MOSCOW (Reuters) - Russia’s new government after its March presidential election should invest more in education and healthcare to help spur economic growth, the World Bank’s chief executive officer said on Tuesday.
President Vladimir Putin, in power for 18 years, is widely expected to win a further six-year term in the March election and to reshuffle his government.
“What we agree is that the new political cycle opens opportunities for new policy ideas to be brought forward,” World Bank CEO Kristalina Georgieva told Reuters in an interview on the sidelines of an economic forum in Moscow.
“The key point is investment in people, in education, in health, in quality of social services. The government recognises that, (but this is) not yet quite reflected in the share of education and health in GDP,” she added.
Earlier on Tuesday Finance Minister Anton Siluanov told the Rossiya 24 TV channel the government was considering an overhaul of the tax system, partly in order to generate more funds for investment in education, healthcare and infrastructure.
Russian state spending on education and health each accounted for less than four percent of national output in 2017, Deputy Prime Minister Olga Golodets said in an interview with Russia’s RBC TV last year.
These levels of spending are well below those seen in most Western countries.
Georgieva, a Bulgarian national and a former deputy head of the European Commission, said Russia had successfully reined in once stubbornly high inflation, helping to boost consumer confidence, and adopted a fiscal rule that had reduced its vulnerability to oil price fluctuations.
“The question is, what more Russia can do to lift up growth further?”
The World Bank expects the Russian economy to expand by 1.7 percent this year, when the global economy is seen growing by 3.1 percent. In 2019 the bank sees Russia’s economic growth picking up to 1.8 percent.

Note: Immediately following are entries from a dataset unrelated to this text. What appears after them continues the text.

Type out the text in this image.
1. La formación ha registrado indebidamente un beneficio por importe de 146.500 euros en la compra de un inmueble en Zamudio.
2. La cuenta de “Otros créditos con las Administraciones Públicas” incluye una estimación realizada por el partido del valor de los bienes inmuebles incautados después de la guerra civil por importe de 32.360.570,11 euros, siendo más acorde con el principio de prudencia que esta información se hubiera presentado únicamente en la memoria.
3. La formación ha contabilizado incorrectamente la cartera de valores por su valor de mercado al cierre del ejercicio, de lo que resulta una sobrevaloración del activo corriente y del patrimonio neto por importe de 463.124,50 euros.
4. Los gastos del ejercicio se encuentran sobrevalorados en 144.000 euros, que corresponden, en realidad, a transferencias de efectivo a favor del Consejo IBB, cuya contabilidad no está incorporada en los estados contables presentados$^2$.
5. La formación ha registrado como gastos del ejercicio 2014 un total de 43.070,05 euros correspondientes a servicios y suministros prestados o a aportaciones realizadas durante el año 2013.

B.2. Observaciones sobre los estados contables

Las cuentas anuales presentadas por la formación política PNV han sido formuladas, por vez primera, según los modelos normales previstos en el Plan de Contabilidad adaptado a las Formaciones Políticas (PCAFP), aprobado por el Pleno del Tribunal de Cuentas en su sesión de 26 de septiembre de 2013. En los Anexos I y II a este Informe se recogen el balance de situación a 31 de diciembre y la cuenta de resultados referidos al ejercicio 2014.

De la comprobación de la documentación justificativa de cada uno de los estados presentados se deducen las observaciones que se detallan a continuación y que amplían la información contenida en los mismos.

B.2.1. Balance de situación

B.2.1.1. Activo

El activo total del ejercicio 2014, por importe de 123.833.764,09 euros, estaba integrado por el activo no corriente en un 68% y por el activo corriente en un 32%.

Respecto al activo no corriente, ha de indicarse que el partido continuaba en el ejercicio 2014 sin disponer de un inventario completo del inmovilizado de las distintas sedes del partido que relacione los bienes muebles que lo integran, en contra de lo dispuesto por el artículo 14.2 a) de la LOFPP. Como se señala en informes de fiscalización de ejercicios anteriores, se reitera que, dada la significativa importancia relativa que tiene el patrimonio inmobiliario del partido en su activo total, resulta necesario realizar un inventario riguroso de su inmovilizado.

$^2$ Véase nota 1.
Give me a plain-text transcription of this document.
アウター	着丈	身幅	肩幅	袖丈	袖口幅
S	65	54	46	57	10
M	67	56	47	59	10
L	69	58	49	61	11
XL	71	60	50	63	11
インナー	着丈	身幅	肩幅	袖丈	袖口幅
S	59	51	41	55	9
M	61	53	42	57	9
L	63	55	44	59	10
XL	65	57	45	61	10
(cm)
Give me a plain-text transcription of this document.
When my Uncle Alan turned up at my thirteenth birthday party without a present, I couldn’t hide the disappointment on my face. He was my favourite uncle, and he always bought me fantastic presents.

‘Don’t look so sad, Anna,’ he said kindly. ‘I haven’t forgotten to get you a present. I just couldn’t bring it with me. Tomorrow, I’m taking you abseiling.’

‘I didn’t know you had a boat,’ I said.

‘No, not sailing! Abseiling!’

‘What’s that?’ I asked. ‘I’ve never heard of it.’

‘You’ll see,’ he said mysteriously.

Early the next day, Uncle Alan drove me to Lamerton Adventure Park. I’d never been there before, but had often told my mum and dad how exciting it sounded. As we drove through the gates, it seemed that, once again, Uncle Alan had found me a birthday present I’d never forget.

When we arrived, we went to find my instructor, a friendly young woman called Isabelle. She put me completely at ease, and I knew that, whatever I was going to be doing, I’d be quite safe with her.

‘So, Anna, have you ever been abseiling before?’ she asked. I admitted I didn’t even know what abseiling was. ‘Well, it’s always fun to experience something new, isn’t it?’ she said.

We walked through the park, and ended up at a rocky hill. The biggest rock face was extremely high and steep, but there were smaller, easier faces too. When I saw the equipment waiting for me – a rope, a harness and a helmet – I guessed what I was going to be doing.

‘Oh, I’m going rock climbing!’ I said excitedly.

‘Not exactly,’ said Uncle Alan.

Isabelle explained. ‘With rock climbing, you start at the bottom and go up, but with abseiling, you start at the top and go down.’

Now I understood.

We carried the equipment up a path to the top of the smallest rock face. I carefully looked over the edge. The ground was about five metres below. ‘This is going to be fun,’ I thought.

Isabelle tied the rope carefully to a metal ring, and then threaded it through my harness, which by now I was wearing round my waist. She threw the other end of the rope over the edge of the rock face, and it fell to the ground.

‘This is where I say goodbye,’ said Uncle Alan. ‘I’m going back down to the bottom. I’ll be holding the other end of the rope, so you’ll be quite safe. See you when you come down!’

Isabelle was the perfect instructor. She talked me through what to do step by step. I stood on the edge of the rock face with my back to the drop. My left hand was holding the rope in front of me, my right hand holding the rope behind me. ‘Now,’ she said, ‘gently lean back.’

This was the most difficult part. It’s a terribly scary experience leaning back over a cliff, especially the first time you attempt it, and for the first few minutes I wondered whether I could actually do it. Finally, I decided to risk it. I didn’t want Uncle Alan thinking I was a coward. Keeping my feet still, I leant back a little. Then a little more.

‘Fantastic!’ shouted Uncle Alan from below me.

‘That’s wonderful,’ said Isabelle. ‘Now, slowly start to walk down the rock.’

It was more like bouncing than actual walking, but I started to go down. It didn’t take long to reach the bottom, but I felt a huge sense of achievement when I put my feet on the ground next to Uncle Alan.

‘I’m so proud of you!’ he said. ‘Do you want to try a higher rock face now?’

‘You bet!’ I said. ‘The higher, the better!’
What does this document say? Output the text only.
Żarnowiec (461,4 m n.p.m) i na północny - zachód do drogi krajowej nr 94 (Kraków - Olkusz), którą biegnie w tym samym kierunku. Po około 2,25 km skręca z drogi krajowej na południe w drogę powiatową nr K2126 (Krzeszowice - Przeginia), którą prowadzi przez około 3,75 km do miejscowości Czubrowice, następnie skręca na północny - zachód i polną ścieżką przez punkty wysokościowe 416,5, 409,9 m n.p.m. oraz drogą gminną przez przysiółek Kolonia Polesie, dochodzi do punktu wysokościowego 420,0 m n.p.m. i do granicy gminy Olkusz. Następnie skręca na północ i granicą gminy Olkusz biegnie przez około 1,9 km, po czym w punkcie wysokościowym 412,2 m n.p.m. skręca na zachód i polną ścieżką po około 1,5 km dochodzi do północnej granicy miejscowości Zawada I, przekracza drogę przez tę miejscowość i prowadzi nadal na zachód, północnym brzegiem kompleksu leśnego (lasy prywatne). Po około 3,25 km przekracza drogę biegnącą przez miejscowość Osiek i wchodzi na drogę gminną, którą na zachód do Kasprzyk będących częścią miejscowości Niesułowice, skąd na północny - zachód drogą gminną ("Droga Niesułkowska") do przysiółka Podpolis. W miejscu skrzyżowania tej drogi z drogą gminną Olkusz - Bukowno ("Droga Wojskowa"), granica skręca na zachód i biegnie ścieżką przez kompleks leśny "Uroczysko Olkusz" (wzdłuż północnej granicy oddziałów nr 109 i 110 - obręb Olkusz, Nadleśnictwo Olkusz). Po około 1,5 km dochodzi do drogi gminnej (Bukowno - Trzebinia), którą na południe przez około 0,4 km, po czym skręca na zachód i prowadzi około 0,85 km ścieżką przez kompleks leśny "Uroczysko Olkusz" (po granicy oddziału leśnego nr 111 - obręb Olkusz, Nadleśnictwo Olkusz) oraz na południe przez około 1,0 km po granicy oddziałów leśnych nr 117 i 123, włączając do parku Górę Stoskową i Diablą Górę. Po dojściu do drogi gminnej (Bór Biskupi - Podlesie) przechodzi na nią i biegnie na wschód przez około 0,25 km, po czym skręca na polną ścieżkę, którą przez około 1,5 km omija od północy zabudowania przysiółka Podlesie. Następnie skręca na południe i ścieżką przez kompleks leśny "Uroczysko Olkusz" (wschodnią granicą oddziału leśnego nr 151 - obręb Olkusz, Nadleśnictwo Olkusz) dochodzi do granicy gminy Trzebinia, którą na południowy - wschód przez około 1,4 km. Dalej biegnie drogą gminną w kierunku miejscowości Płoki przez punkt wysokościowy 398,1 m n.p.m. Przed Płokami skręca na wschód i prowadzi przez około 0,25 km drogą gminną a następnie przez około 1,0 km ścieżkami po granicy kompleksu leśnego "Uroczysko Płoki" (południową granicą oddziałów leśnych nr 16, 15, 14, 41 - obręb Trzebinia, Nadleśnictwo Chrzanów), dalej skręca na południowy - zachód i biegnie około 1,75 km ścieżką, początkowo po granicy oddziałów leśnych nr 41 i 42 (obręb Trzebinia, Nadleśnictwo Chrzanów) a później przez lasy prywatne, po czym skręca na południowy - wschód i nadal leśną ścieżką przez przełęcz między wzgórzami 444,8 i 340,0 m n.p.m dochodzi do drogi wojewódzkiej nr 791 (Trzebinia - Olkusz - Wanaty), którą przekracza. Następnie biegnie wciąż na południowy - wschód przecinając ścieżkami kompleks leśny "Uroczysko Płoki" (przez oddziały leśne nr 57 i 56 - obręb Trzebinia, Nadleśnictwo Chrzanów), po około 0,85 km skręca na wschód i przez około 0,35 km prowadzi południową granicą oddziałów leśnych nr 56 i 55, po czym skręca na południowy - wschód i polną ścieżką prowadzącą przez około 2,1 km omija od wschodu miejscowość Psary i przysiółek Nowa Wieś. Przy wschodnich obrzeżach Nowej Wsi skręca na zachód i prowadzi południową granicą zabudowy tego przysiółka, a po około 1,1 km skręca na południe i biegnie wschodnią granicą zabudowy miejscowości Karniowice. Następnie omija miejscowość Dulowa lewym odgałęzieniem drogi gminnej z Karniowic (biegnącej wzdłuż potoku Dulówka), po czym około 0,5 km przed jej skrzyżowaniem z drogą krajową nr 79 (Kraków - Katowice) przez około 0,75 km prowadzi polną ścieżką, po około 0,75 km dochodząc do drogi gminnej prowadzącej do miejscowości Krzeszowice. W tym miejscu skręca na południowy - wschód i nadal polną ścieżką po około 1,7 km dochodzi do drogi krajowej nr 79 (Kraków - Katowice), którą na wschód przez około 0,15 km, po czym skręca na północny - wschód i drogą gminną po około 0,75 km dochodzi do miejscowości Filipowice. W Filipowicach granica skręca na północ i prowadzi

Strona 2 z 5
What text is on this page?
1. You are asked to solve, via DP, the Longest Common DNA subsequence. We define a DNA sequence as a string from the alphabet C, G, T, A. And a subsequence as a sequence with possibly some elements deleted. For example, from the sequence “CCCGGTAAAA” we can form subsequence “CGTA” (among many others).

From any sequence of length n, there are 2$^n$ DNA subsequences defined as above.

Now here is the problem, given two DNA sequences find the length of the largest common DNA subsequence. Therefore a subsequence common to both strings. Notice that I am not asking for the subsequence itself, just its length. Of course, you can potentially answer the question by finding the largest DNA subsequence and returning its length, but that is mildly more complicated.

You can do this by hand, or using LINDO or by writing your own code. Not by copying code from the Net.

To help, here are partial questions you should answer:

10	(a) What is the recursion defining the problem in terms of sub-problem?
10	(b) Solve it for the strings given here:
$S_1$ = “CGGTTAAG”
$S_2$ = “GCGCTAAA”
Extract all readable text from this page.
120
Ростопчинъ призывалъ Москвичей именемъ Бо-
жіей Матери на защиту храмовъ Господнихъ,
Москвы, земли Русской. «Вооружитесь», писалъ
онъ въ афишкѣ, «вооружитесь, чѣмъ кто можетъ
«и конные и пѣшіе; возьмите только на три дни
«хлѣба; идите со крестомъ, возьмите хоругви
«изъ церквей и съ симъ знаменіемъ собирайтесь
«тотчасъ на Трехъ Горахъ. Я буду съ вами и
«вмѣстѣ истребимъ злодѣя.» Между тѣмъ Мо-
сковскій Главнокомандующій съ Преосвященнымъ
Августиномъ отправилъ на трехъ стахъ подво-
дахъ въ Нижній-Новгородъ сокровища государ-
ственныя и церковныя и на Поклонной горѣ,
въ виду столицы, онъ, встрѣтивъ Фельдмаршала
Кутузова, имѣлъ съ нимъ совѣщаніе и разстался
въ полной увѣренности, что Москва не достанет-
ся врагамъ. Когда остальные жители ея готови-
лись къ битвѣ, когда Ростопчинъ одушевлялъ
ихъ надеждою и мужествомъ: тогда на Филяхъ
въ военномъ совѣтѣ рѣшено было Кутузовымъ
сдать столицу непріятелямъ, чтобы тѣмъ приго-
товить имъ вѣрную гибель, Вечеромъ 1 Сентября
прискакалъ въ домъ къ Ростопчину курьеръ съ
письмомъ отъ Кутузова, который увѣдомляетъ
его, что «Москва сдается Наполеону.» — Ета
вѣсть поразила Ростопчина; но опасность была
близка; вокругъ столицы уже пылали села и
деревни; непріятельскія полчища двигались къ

Georgieva also urged Russia to invest more in new technologies, though it is still under Western economic sanctions over its role in the Ukraine crisis and its economy is still hampered by relatively low global energy prices.
World Bank data shows only 10 percent of Russian companies report innovation playing a significant role in their business in contrast to 30-40 pct in member nations of the Organisation for Economic Co-operation and Development (OECD).
“We believe that Russia can catch up with the world in terms of growth provided that some of these critical public policy shifts and investments are being made,” Georgieva said.